Néanmoins, à la frontière des XIXe et XXe siècles, la principale influence qui s’exerça sur les courants de la littérature nationale en plein essor fut celle de la littérature française, avant toute chose les idées esthétiques du symbolisme et du Parnasse*, tandis que l’élite bourgeoise serbe, majoritairement éduquée dans les universités de France et d’Angleterre, se sentait une attirance pour les modèles politiques et sociaux de ces pays. De même, manifeste fut la présence des littératures scandinaves, des drames d’Ibsen et de Strinberg ainsi que des romans de Selma Lagerlöf, Knut Hamsun, Bjørnstjerne Bjørnson.

Pareil changement d’orientation n’avait rien pour surprendre, il se produisit également dans les littératures ouest-européennes où se percevait le poids dont pesaient les poètes français de la décadence, Baudelaire, Verlaine, Rimbaud, Mallarmé, Lautréamont, et aussi les écrivains nordiques qui plaçaient au cœur de leurs œuvres les rapports psychologiques conflictuels de l’individu avec la communauté. Plus qu’une influence se reflétait l’état d’esprit d’un temps où le système de valeurs existant entrait en crise, où l’homme était gagné par un sentiment de solitude et d’égarement dans les grandes villes, où l’on doutait du monde positiviste des faits et de la nouvelle perception mystique de la nature et du cosmos – un temps, donc, où se faisait sentir le besoin de donner à cette nouvelle perception du monde une expression artistique adéquate.

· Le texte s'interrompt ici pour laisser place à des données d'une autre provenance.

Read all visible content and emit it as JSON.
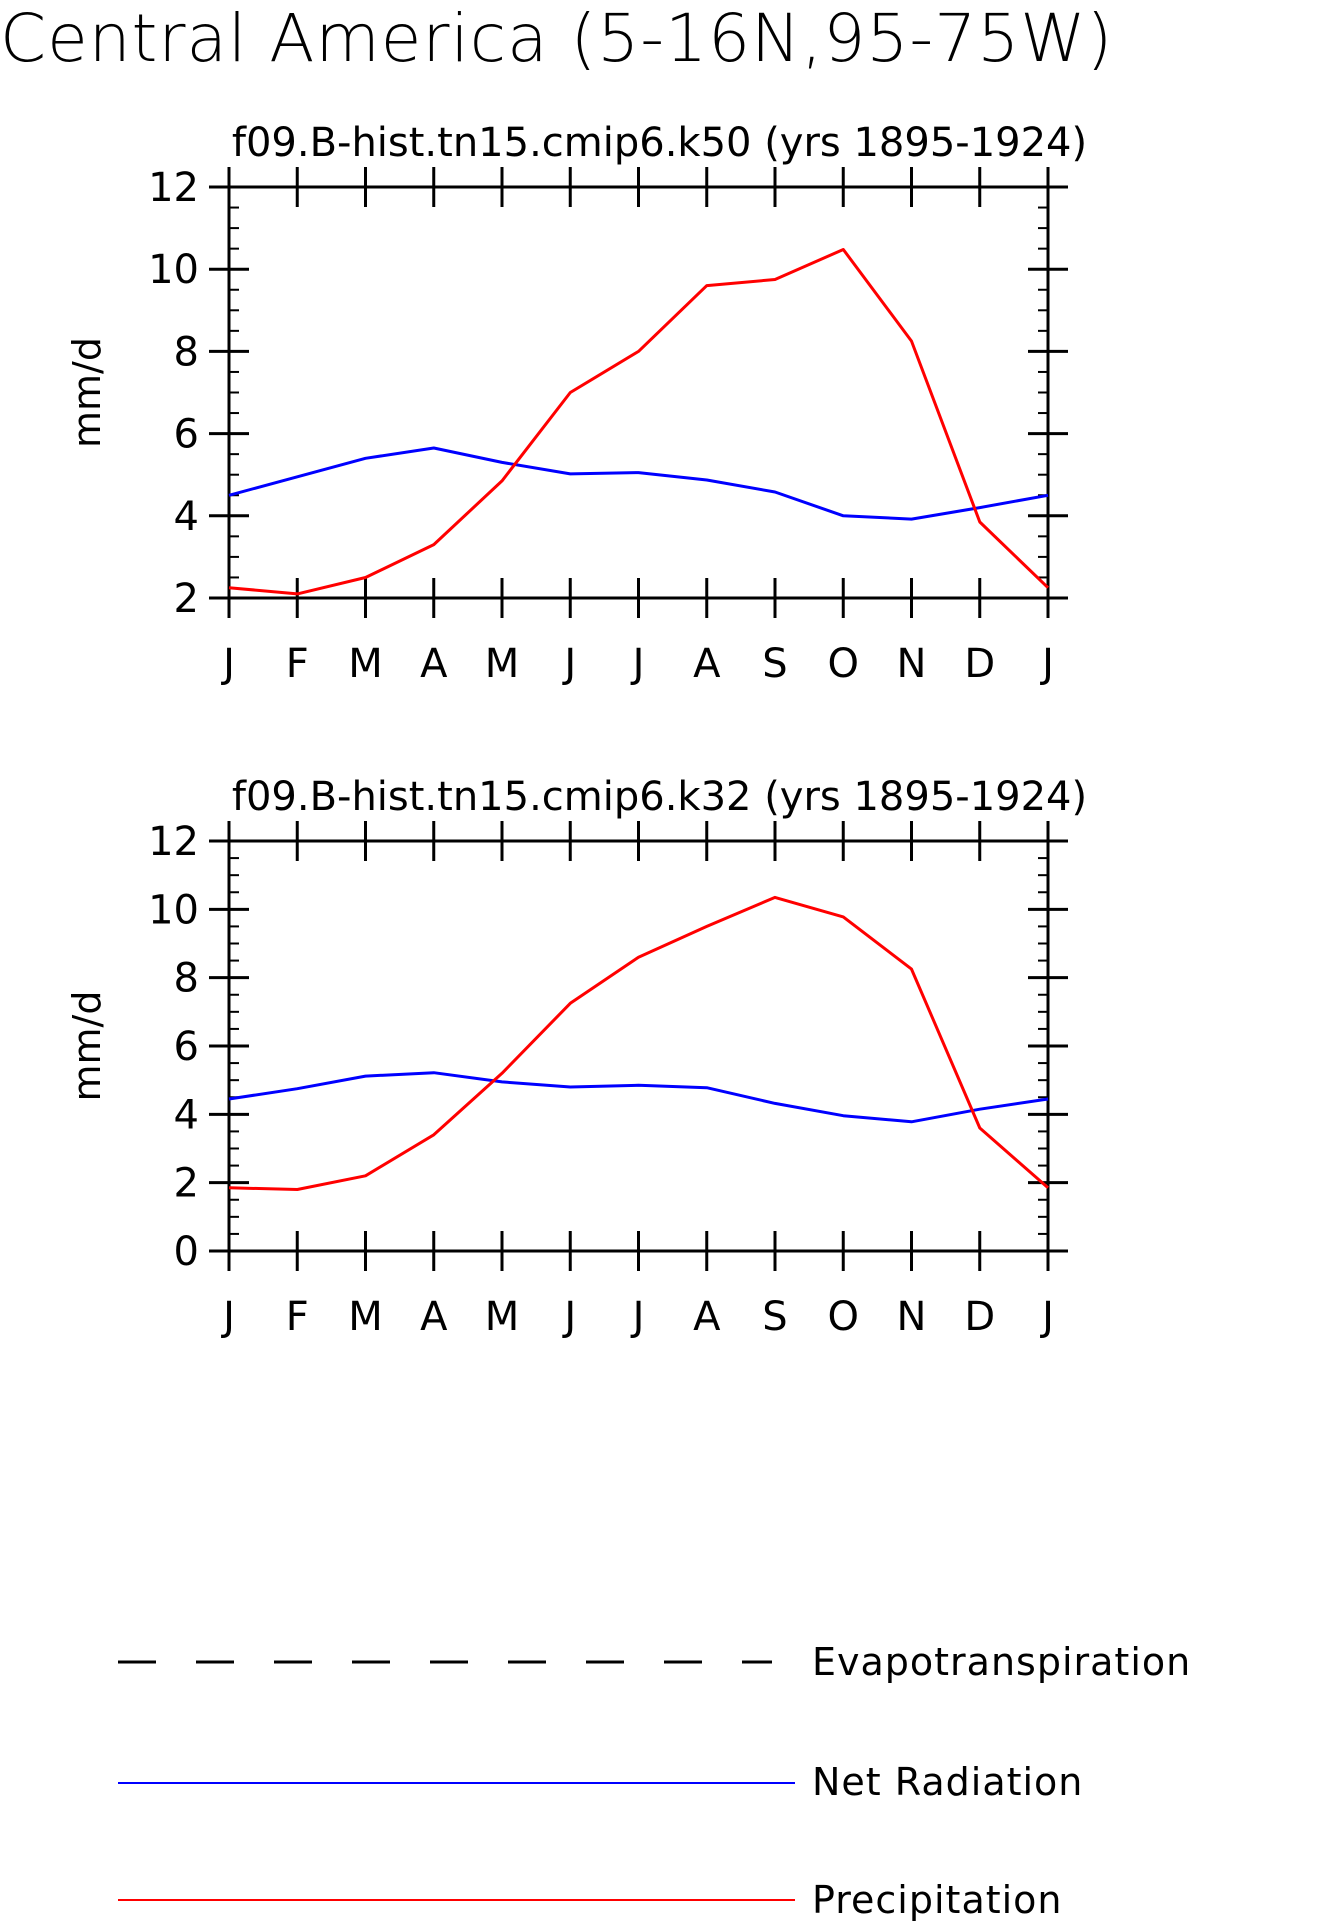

Quelle réponse apporta la littérature serbe au défi que lui lançait le modernisme européen ? Que sous-entendait la notion d’« européanisation » de la culture nationale qui fut l’objet de fréquents écrits et polémiques dans les organes littéraires serbes ? La réponse ne pouvait être ni simple ni monosémique. Il existait au moins deux conceptions qui allaient à l’encontre l’une de l’autre et, à la veille de la Première Guerre mondiale, avec l’avant-gardisme, en vint une troisième.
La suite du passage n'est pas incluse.